The Church of England's "solution" in allowing women bishops

Andrew Brown of the Guardian appears stunned by the House of Bishops plan to mollify opponents of female bishops:

The archbishops envisage that the Church of England, once it has female bishops, will continue ordaining men who do not accept these women, finding them jobs they will deign to accept, and promoting some of them to be bishops who will work to ensure the continued supply of male priests who refuse to accept female clergy. In fact, the church will pay three bishops (the formerly "flying" sees of Ebbsfleet, Richborough, and Beverley) to work full time against their female colleagues, and to nourish the resistance.
The General Synod, last summer, rejected the archbishops' plan to fix a reservation in law where the opponents could live as if nothing had changed. Now they have brought back the same proposals, but call them "a code of practice" instead. In theory, this gives both sides what they want. In reality neither will find it easy to accept.
Obviously this will be unacceptable to most supporters of women's ordination. But the cream of the joke is that it will probably be unacceptable to their principled opponents as well. The unscrupulous ones will, of course, be very happy with the deal.
Despite all these concessions, there will be female bishops, as there are already female priests, and these will be treated exactly the same as male ones – except by the men who don't want to treat them equally and who believe that God has called them to undermine women's authority wherever it appears.
This is apparently Rowan Williams's idea of justice.
Comments (7)

I am deeply worried and concerned for Dr. Williams. And for the manner in which he is "leading" the Church of England. I heartily welcome attempts to be inclusive ..... but not when that inclusivity clearly seeks to undermine the theological and ethical integrity of the whole Body. Setting up the polity as it is proposed will certainly undermine any chance of a strong and solid witness to the ministry of the Church of England.

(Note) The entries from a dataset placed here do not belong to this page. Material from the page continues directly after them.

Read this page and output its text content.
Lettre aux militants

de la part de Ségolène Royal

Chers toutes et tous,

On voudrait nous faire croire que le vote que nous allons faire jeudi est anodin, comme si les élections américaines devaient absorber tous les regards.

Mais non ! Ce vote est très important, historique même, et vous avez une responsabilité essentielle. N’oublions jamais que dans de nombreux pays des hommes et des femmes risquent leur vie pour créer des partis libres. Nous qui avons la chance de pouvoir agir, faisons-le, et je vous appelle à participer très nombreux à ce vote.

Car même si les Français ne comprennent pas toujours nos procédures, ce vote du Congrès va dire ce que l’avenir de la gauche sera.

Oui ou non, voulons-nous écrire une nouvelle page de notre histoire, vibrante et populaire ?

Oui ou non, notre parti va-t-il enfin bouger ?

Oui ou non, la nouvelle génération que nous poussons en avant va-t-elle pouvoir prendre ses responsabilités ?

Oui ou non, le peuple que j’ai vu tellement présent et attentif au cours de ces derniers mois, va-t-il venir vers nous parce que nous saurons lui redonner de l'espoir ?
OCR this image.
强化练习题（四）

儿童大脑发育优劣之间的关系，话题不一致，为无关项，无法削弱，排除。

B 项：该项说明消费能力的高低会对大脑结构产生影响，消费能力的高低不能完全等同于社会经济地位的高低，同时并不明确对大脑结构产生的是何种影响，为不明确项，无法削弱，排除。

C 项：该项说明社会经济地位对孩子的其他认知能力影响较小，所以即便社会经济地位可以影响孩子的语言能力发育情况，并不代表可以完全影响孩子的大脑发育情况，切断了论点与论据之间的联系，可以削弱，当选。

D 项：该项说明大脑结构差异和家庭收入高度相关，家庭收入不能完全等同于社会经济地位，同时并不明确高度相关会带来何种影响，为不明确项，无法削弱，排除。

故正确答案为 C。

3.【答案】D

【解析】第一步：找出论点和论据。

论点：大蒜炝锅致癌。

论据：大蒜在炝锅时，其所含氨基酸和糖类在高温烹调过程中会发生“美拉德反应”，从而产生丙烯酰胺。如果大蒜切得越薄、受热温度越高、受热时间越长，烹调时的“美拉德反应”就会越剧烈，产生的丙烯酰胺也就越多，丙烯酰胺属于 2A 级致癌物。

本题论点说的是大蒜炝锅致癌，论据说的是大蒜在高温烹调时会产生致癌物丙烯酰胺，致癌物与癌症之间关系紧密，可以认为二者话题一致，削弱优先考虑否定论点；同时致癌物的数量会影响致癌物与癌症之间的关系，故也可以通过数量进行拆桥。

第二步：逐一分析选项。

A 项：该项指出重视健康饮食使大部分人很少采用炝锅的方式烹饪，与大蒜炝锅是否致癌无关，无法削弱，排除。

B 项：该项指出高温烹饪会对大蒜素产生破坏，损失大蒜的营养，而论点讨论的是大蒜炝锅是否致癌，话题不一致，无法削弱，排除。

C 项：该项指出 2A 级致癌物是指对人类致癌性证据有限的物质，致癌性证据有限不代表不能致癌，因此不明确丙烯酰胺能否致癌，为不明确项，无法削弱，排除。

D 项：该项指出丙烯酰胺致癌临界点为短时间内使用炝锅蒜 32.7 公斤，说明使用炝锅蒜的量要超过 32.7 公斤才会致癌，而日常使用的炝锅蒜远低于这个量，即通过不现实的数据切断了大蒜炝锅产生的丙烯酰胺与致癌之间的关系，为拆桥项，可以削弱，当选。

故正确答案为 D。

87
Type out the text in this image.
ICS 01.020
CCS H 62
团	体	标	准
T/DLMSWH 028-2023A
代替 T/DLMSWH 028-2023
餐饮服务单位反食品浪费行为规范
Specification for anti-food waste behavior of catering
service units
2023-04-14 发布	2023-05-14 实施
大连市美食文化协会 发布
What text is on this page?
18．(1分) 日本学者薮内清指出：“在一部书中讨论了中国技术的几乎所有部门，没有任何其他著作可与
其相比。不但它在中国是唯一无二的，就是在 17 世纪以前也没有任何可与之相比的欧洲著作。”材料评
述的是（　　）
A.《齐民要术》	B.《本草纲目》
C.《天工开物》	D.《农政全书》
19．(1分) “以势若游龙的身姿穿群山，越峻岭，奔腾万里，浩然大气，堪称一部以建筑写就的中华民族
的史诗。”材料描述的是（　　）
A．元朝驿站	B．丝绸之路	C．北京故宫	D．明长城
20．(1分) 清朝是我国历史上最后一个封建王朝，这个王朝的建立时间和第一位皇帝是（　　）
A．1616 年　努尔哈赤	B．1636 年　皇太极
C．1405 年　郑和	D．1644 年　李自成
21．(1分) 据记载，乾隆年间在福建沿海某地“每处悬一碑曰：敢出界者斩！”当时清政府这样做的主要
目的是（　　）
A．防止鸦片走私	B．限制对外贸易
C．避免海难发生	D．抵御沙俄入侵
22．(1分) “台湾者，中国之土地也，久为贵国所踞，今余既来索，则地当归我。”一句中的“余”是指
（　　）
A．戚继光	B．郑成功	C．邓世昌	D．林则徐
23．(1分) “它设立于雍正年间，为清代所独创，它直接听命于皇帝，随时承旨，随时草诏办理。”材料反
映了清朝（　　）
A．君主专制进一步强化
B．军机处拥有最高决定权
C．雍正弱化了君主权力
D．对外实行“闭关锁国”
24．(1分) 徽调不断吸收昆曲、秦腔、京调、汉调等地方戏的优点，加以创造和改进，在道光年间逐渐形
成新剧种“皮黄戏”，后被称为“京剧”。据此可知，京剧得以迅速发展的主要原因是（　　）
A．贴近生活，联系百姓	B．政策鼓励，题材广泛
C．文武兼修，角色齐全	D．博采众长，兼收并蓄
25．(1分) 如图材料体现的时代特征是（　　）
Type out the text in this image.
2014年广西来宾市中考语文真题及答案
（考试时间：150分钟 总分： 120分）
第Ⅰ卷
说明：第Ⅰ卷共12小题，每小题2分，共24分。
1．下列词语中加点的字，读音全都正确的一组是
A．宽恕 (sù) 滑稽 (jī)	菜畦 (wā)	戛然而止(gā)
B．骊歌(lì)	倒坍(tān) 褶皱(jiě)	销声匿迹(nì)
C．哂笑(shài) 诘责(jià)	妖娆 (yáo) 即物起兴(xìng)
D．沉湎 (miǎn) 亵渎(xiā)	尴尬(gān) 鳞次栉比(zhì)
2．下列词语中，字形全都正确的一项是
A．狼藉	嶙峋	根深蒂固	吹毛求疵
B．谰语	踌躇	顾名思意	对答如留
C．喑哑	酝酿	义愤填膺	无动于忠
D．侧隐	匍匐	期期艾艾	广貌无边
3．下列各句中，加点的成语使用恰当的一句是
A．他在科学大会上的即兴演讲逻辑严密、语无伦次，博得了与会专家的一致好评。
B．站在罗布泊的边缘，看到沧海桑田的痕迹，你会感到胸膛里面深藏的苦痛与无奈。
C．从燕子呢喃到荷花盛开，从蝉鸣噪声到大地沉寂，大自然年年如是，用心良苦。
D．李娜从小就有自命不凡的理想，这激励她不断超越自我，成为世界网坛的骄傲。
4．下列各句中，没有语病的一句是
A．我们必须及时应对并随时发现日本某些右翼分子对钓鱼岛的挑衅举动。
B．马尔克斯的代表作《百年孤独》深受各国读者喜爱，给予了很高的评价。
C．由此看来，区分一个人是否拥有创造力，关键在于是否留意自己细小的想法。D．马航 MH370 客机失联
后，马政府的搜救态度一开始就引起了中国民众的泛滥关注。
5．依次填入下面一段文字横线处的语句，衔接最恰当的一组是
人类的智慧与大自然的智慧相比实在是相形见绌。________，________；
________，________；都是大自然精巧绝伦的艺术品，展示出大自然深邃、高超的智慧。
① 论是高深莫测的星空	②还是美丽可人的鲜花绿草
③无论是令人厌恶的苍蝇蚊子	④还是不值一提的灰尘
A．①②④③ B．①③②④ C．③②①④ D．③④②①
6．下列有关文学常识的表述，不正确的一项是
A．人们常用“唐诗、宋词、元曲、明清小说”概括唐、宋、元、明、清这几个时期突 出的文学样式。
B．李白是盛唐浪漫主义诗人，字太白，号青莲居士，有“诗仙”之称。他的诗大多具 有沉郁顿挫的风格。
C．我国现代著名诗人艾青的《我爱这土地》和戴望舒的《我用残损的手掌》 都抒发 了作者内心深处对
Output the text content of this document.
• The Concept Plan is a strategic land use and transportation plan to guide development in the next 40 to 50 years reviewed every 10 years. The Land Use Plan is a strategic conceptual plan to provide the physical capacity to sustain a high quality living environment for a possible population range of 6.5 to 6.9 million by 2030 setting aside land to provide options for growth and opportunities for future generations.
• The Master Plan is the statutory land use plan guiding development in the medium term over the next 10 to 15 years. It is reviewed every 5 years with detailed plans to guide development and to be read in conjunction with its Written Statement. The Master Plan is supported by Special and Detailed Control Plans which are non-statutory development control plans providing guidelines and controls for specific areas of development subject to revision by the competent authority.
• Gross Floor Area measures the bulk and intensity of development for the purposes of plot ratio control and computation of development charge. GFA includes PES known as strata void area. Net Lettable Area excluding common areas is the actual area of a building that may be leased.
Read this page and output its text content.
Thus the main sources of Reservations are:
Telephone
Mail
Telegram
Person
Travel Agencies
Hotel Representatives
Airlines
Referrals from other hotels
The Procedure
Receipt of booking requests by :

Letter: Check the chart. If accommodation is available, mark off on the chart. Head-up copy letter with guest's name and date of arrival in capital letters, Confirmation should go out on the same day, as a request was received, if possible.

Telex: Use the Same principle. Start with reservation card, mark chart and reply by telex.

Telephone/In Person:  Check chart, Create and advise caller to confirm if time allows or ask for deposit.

As in many instances, it seems that those among us who refuse to grow beyond where they are continue to lead from behind. When we do not permit it, they cry that we are persecuting them even though others have suffered due to their smallness for generations. What's with that?

This proposed "solution" departs from the catholicity of the Church, where every bishop has been equal. Until now. In the CofE, authority to exercise extraordinary jursidiction will flow from a "Code of Practice", rather than from the episcopal office, itself. Meanwhile, female bishops will certainly be second class bishops, who will hold their limited authority, still circumscribed by the men in the Church. Even tossing overboard the catholicity of the Church of England is not too much for Rowan Williams.

I think Karen's comments are spot on. This is a ridiculous kowtowing to prejudice, sexism, chauvinism, whatever you want to call it.

Hardly surprising. It's typical of a church which lumbers on as a patriarchal institution.

The Anglican Church of Canada "grand-fathered" its "conscience clause" in 1986. Anyone ordained after that date was required to accept women's ordination. Conscientious objection by by parishes was not allowed.

Since that time, Canada has gone on to ordain women to the episcopate.

Notwithstanding the decision of General Synod back in 1986, Canadian bishops, including some female bishops, continue to do business as if the conscience clause were still in place. The struggle for gender equality and justice is not limited to mother corp. in England.

@ Karen

All bishops are equal, only some are more equal than others.

HT Mr. Orwell.

To be fair - there's no good solution here, taking a harder line might cause the no women priests folks to go schismatic, and demographic trends are most likely against the no women priests folks. By doing this, they keep the church more or less intact, but the NWP crowd eventually dies out. It's a bit like the Ordinariate: they've got a loophole, but they'll die eventually, so not a threat to the church overall.

Not saying I necessarily like it, of course.